Speaking of being a mother-- the child and I had a few intense disagreements lately. He kept telling me he wanted butterfly on his bread, or his pancakes.
I told him I didn't have any butterflies, and anyway, I wouldn't put any on his bread if I did--and why did he think it was even acceptable to eat butterflies, nobody does that here.

Then I realized, he only asked for butterfly on his bread when he saw me making a peanut butter and jelly sandwich for myself.  Oh.  He just can't remember the word peanut butter (or words, I guess), so he says the next closest thing.  Butterfly.  Right.  I keep saying peanut butter.  He keeps saying butterfly.  We'll get there.
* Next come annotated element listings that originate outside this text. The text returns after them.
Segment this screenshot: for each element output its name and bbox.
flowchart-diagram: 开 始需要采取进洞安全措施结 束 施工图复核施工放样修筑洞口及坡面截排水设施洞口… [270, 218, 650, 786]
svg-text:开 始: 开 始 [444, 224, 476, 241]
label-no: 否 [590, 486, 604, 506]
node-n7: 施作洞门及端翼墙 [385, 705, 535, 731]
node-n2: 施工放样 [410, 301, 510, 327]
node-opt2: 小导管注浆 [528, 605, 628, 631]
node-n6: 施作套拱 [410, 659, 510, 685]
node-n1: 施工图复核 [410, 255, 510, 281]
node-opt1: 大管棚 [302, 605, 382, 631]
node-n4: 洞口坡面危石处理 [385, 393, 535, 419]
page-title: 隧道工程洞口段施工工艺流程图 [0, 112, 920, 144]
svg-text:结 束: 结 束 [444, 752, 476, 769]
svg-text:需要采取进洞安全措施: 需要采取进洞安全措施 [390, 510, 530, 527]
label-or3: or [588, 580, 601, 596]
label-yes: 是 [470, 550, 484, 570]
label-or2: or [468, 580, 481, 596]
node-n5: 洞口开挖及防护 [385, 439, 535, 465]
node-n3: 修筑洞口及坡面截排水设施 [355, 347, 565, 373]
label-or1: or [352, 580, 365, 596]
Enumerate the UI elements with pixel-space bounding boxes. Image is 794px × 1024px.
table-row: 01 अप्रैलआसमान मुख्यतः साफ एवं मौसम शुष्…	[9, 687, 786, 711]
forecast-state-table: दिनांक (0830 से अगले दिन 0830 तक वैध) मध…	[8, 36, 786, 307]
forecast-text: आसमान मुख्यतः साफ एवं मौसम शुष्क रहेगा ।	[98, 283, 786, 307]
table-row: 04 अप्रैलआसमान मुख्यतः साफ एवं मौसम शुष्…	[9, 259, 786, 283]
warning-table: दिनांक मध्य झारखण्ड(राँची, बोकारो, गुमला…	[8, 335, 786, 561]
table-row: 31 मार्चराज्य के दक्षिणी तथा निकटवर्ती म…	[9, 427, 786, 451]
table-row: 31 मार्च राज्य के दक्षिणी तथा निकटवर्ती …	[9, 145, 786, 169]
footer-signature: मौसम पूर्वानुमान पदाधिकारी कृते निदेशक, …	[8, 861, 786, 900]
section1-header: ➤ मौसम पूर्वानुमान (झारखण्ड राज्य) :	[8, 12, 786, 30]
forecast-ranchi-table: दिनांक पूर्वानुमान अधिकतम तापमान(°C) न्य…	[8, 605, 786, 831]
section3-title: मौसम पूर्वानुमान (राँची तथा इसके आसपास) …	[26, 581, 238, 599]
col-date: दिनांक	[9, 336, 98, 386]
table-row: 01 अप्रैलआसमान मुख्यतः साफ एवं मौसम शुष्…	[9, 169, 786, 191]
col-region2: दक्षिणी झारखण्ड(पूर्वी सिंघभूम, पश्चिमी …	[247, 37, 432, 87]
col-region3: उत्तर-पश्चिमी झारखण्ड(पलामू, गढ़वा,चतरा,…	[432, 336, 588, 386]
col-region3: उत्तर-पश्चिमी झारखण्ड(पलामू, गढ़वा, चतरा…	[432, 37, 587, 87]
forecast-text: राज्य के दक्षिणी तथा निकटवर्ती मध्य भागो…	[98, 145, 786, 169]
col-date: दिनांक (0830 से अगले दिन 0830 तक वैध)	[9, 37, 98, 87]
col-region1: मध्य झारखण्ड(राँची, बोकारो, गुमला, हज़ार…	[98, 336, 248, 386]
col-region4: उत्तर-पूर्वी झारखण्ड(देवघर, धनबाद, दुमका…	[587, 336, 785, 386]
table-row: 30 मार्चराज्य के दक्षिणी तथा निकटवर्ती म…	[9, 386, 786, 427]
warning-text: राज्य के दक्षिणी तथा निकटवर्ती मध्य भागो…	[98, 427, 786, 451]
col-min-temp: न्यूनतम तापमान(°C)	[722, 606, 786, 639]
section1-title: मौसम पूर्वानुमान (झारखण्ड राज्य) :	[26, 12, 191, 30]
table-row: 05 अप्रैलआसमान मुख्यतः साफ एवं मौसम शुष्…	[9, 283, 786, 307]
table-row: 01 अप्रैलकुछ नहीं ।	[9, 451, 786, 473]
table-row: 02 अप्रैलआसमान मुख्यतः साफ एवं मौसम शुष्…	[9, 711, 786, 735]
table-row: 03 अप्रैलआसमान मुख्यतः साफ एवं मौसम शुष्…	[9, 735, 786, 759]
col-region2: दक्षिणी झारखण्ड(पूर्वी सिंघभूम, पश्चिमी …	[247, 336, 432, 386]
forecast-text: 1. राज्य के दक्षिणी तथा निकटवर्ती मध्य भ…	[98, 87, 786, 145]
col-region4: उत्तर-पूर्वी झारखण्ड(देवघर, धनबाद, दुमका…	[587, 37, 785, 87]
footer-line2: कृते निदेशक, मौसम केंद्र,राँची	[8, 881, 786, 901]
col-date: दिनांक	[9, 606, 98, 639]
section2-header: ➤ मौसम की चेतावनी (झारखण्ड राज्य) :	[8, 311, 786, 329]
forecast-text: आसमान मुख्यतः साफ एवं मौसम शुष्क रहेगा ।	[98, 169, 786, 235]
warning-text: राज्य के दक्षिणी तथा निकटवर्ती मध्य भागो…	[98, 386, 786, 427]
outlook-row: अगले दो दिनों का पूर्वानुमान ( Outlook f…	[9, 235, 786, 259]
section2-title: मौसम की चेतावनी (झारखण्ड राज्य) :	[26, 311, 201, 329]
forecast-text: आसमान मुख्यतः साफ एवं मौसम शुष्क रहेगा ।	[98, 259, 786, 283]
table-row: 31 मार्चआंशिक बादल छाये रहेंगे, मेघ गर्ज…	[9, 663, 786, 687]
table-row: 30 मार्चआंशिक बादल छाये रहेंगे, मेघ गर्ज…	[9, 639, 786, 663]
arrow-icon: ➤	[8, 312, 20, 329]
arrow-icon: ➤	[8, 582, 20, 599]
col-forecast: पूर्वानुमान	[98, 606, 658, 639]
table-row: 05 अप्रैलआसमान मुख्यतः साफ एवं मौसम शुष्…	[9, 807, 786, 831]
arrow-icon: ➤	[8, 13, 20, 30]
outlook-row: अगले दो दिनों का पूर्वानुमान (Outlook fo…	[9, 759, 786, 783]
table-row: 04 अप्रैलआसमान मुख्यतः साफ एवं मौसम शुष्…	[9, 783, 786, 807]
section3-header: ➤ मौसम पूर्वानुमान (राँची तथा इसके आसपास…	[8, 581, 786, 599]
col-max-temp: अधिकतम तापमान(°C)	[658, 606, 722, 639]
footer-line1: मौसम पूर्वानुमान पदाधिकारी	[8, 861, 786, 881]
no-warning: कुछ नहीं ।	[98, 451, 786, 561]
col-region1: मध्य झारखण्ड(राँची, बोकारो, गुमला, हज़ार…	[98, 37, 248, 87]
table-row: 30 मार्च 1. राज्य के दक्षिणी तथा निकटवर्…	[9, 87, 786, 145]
Also, he's started arguing with himself... that's how he puts himself to sleep now.
His new favorite song is "Happy Birthday to You," which he walks around singing half the day.

To get out of the house, we've started going to the activities that the public library hosts.  And now I'm in a situation where I have the opportunity to socialize...
Andrei has no problem socializing... a little too much sometimes when he starts bossing the other kids around.  I, on the other hand, am perfectly content to sit and watch.  And not talk to people.  But I must look awkward to them, because they keep trying to include me in their conversations.

This is a good thing, though.  The missionaries have been issuing challenges to us (because they're missionaries) and I'm actually supposed to start talking to people I don't know.  So, maybe I'll make friends with these library moms.  And then maybe I'll be able to keep up with my kid.